Menu descriptors aside, the pastrami they serve here on a fresh-baked rye bun might be the last word in rye bread married with smoked meat. But if all of this feels a bit too meaty for you, the breakfast pizza (served at lunch as well) provides a nice, filling, easily-shared antidote without requiring the death of any animal. It starts with a slightly thicker crust—almost English muffin-like—topped with sliced redskin potatoes, green peppers and caramelized red onions. Then they pile on soft scrambled eggs, oozing with fresh mozz, and finish it with a generous sprinkle of Parmesan and thyme, the whole thing providing more umami satisfaction than should be legal before dark. Wash it down with something from their ever-expanding selection of artisanal root beers, and you have a breakfast (or lunch) of champions.

If you’re wondering why I haven’t spent any time waxing poetic about B & B’s pastries, it’s because I can sum them all up at once: ethereally, outstandingly, richly the best damned baked goods anywhere off the Strip. Or maybe even on. Herrin spent seven years baking at Bouchon, and anyone who can keep the notoriously finicky Thomas Keller happy can go baguette to baguette with any boulangerie—as one bite of his muffins, cookies or cakes will convince you.

Captain Chris has aimed his foodship for the caloric stars, and he is taking his voyagers on a trek that’s long overdue. Because of him, no longer will the words “good food” and “Henderson, Nevada” collide in the same sentence about as often as Halley’s Comet visits earth.

3 thoughts on “BREAD & BUTTER Reviewed in Las Vegas Weekly

  1. I am also a bug fan of Bread & Butter. Just wish I was able to remove the muffins and such from their paper pans. Hope Chef Herrin fixes this right away, or we will have to skip them, too frustrating!

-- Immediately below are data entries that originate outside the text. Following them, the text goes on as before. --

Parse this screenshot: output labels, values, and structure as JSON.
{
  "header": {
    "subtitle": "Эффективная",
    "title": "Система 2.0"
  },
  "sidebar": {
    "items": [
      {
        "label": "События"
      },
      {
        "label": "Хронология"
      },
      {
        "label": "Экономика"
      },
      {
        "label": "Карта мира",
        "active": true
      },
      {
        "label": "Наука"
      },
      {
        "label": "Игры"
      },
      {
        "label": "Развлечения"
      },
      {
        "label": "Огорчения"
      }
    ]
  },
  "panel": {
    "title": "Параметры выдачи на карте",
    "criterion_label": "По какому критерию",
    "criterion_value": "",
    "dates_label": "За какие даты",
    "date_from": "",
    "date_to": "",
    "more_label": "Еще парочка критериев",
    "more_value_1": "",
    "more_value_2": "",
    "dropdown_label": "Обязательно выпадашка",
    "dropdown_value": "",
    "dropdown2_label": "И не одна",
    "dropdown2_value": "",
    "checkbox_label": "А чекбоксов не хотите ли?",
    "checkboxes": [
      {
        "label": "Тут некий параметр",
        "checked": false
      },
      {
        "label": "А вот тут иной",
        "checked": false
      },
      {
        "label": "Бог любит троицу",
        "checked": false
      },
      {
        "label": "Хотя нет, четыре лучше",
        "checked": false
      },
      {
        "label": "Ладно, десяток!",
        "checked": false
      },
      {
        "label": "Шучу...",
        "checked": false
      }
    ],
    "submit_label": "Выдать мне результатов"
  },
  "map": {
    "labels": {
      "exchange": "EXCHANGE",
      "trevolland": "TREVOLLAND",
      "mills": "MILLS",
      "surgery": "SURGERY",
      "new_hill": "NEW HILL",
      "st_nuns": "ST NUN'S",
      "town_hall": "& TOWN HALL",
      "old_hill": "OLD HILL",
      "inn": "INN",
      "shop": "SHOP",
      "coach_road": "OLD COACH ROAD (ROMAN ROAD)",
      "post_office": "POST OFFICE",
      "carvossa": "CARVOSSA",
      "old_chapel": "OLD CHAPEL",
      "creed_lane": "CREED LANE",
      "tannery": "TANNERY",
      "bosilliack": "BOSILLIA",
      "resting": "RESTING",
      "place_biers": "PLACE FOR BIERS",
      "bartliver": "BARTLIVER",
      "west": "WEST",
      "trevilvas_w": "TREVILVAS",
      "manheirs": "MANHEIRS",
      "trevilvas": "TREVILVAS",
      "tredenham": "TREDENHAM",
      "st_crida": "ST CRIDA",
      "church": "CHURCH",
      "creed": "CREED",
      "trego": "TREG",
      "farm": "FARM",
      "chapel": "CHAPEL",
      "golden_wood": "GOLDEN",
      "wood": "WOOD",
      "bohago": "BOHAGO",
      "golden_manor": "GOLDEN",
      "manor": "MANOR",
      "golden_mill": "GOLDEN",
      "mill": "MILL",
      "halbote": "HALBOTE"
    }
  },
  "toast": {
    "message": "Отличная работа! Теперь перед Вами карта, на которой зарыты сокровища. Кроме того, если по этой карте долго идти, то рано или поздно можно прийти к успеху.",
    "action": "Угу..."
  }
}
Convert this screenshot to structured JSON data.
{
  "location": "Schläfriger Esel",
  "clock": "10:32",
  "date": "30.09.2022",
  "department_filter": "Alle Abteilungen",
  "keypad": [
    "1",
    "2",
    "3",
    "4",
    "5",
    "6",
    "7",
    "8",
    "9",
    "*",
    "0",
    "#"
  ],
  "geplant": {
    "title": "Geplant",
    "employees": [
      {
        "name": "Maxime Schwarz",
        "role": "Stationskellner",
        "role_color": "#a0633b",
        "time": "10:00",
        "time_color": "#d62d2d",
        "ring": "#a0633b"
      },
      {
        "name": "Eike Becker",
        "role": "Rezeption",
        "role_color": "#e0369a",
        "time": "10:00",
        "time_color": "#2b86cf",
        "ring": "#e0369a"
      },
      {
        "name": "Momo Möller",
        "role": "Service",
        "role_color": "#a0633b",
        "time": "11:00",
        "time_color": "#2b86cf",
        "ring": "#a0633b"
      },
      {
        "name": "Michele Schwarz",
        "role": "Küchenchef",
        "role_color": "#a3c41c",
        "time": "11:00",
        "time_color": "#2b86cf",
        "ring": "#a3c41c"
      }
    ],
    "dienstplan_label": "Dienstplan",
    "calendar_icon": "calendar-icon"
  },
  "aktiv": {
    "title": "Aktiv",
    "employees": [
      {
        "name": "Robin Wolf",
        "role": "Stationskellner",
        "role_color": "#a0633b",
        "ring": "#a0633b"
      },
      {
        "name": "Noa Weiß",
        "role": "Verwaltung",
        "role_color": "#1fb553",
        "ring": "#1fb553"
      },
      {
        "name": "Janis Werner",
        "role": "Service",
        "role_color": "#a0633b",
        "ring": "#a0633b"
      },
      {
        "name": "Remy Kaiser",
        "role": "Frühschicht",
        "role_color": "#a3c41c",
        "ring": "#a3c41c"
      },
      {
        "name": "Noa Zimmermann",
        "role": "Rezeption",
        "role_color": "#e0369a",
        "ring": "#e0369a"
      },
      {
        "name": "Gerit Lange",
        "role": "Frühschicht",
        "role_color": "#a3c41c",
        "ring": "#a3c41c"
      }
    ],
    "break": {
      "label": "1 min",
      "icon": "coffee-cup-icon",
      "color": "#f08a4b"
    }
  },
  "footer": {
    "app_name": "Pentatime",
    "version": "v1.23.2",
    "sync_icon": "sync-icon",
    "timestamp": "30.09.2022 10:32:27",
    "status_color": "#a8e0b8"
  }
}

  2. We are SO LUCKY that we live only a mile from B+B! We stumbled on it after reading the article in a local glossy weekly mag, and are *easily* there 3-4 days a week now. Literally everything is fantastic, staff is friendly, and the atmosphere is adorable. Very cozy & family-friendly.
    We ordered some hand-outs for a corporate event last week, and got individual bags of caramel corn. Let’s just say that grown men & women were coming back to us, asking for 2nd & 3rd bags of it. It was without doubt the hit of a 2-day catered conference at the Bellagio.